Thursday, January 5, 2012

Ratchet-X and conflicts with keyboard shortcut applications

Ratchet-X is highly unintrusive in terms of its impact at the desktop. However, there are instances when it may conflict with other applications (usually utilities), that work with the keyboard buffer. An example of such an application is PhraseExpress from Bartels Media GmbH. This very useful utility allows the user to create global keyboard shortcuts that when typed, are replaced with a larger phrase thus reducing typing and ensuring textual consistency. In order to do this, the application must monitor what the user is typing into every application at the desktop, perform a recognition, eat the shortcut keystrokes when entered and replace it with the mapped long form text from its database.

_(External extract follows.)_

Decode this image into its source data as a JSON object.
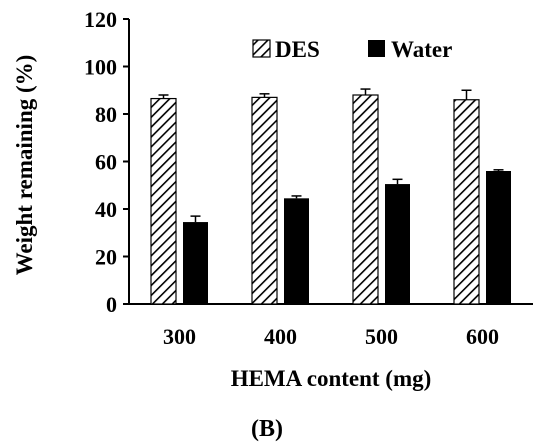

While this would not normally cause a conflict with Ratchet-X, if your action makes heavy use of stuffing keys in the keyboard buffer or your regwin hosts a conflicting keyboard shortcut, a conflict may arise. If an action does not seem to be doing what it is supposed to do or is exhibiting odd behavior and your action or regwin uses the keyboard buffer or shortcuts, check to see if the user is running a utility that intercepts keystrokes. This might save you some action debugging time.